Julia estremeceu, então era verdade, a velha realmente lhe contaria tudo, mas Julia não estava certa se realmente queria descobrir isso. Pensou no pai, o quanto ele a machucara, o quanto ele a fez sofrer, sua falta de atenção e carinho fizeram com que ela se torna-se uma garota fria e triste. Mas se por um lado ela lhe repudiava, uma parte de seu coração queria descobrir a verdade a todo custo, mesmo que isso significasse mais dor, mesmo que descobrisse apenas mais tragédia, mais lágrimas, mais sofrimento, ela iria saber a verdade, de uma maneira ou de outra.

– Escuta aqui senhora das charadas, eu irei descobrir a verdade, não importa o quão fundo eu tenha de mergulhar, não importa o tamanho da dor que eu tenha de aguentar ou tanto de lágrimas que eu venha a derramar, eu descobrirei a verdade, e essa é uma promessa que eu faço aqui em sua presença – Respondeu Julia em uma explosão de fúria e lágrimas.

– Ótimo, ótimo – disse a velha aplaudindo – não imaginei que você fosse tão enérgica garotinha.

– Agora desembucha velha, pode me contar tudo, eu estou preparada, fale sobre a verdade por trás da morte de meu pai.
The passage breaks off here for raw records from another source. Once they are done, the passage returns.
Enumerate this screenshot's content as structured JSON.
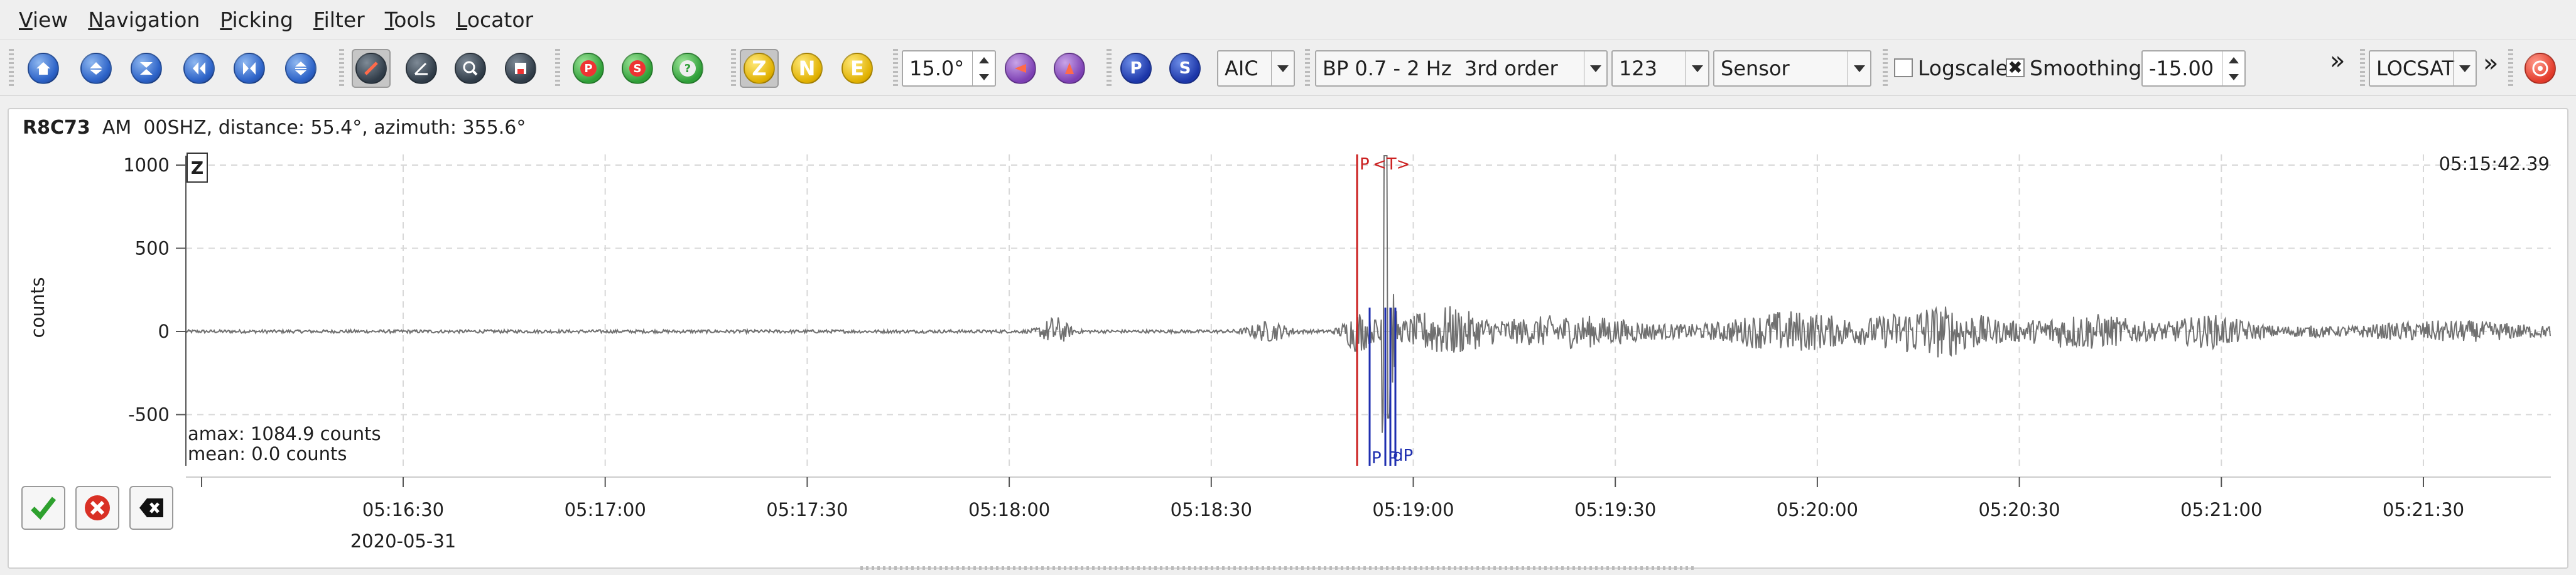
{
  "menu": [
    "View",
    "Navigation",
    "Picking",
    "Filter",
    "Tools",
    "Locator"
  ],
  "toolbar": {
    "nav_icons": [
      "home-icon",
      "scroll-up-icon",
      "zoom-in-vertical-icon",
      "step-left-icon",
      "fit-trace-icon",
      "zoom-out-vertical-icon"
    ],
    "align_icons": [
      "pick-mode-icon",
      "measure-icon",
      "spectrum-icon",
      "particle-motion-icon"
    ],
    "phase_icons": [
      "P",
      "S",
      "?"
    ],
    "components": [
      "Z",
      "N",
      "E"
    ],
    "distance_value": "15.0°",
    "pick_phases": [
      "P",
      "S"
    ],
    "picker": "AIC",
    "filter": "BP 0.7 - 2 Hz  3rd order",
    "channel": "123",
    "units": "Sensor",
    "logscale_label": "Logscale",
    "logscale_checked": false,
    "smoothing_label": "Smoothing",
    "smoothing_checked": true,
    "smoothing_value": "-15.00",
    "overflow": "»",
    "locator": "LOCSAT",
    "overflow2": "»"
  },
  "trace": {
    "station": "R8C73",
    "network": "AM",
    "channel": "00SHZ",
    "info": ", distance: 55.4°, azimuth: 355.6°",
    "component_box": "Z",
    "ylabel": "counts",
    "end_time": "05:15:42.39",
    "amax": "amax: 1084.9 counts",
    "mean": "mean: 0.0 counts",
    "y_ticks": [
      {
        "label": "1000",
        "value": 1000
      },
      {
        "label": "500",
        "value": 500
      },
      {
        "label": "0",
        "value": 0
      },
      {
        "label": "-500",
        "value": -500
      }
    ],
    "x_ticks": [
      "05:16:30",
      "05:17:00",
      "05:17:30",
      "05:18:00",
      "05:18:30",
      "05:19:00",
      "05:19:30",
      "05:20:00",
      "05:20:30",
      "05:21:00",
      "05:21:30"
    ],
    "date": "2020-05-31",
    "pick_label": "P",
    "theo_label": "<T>",
    "blue_labels": [
      "P",
      "P",
      "dP"
    ]
  },
  "buttons": [
    "accept-icon",
    "reject-icon",
    "clear-icon"
  ],
  "colors": {
    "pick": "#cc2222",
    "theoretical": "#1f2fb0",
    "trace": "#707070",
    "grid": "#d8d8d8"
  }
}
– Nada disso – respondeu a velha fazendo um sinal de negativo para Julia – não é assim tão fácil quanto você imagina, garotinha tola.

– Como não? Você disse que iria me contar a verdade, não se lembra?

– Sim, eu acho que lembro-me de ter mencionado algo a respeito, mas eu também mencionei que não seria fácil, ou você tem a memória curta, he he he, e olha que a velha sou eu.

– Então, diga-me, o que eu tenho de fazer? – respondeu Julia em um tom desesperado.

– Pobre garotinha, tão jovem, e com um fardo tão grande – comentou a velha com pena – o caminho será longo, mas a recompensa deverá valer o sofrimento. Agora, escute-me com atenção garotinha, se você quer descobrir a verdade, você deve crescer, mas não em tamanho mas sim mentalmente, abra sua mente, livre-se de seus fardos, culpas, sentimentos desnecessários e a verdade irá desabrochar.

– Como assim? Pode ser mais clara? – retrucou Julia apreensiva.

– Para sua memória recuperar sete selos deve quebrar...

– Que selos? Do que você está falando? – disse Julia enquanto o desespero se apoderava de sua voz.

– Ausência, medo, ódio, rejeição, solidão, inocência e consciência...

– O que isso quer dizer?

– Os cinco primeiros representam sentimentos negativos que você nutriu por seu pai por muitos anos, os dois últimos representam um sentimento que você deve abandonar e um que você deve libertar. Cada selo rompido fará com que as memórias perdidas retornem aos poucos, e assim a verdade irá surgir.

– Mas como eu faço para romper estes selos? Por favor senhora explique-me.

– Você descobrirá em breve garotinha, um mundo fascinante e perigoso lhe espera fora destes portões, agora vá, a verdade está a sua espera, só depende de você alcança-la – disse a velha apontando para o portão.

– Não! Explique-me melhor, por favor, explique-me – disse Julia desesperada correndo em direção à velha, mas essa desapareceu em um passe de mágica deixando-a sozinha, no lugar onde suas pernas repousavam sobre a lápide apareceu uma inscrição em branco na lápide negra.

“Romeu Fernandez Brandenburg, 1967/2000, O caráter de um homem não é medido por honras acumuladas em vida, mas pelos seus atos que continuam a ecoar após as luzes se apagarem”.

Uma lágrima escorreu pela bochecha de Julia, não estava esperando por aquilo, mas de certa forma agradeceu por isso, deu meia volta e dirigiu-se ao portão, um sorriso surgiu em seu rosto, e enquanto o empurrava levemente pensou.

“Isso é por você pai, aguente só mais um pouco, eu descobrirei tudo, mesmo que tenha de pagar um preço muito alto, eu descobrirei”.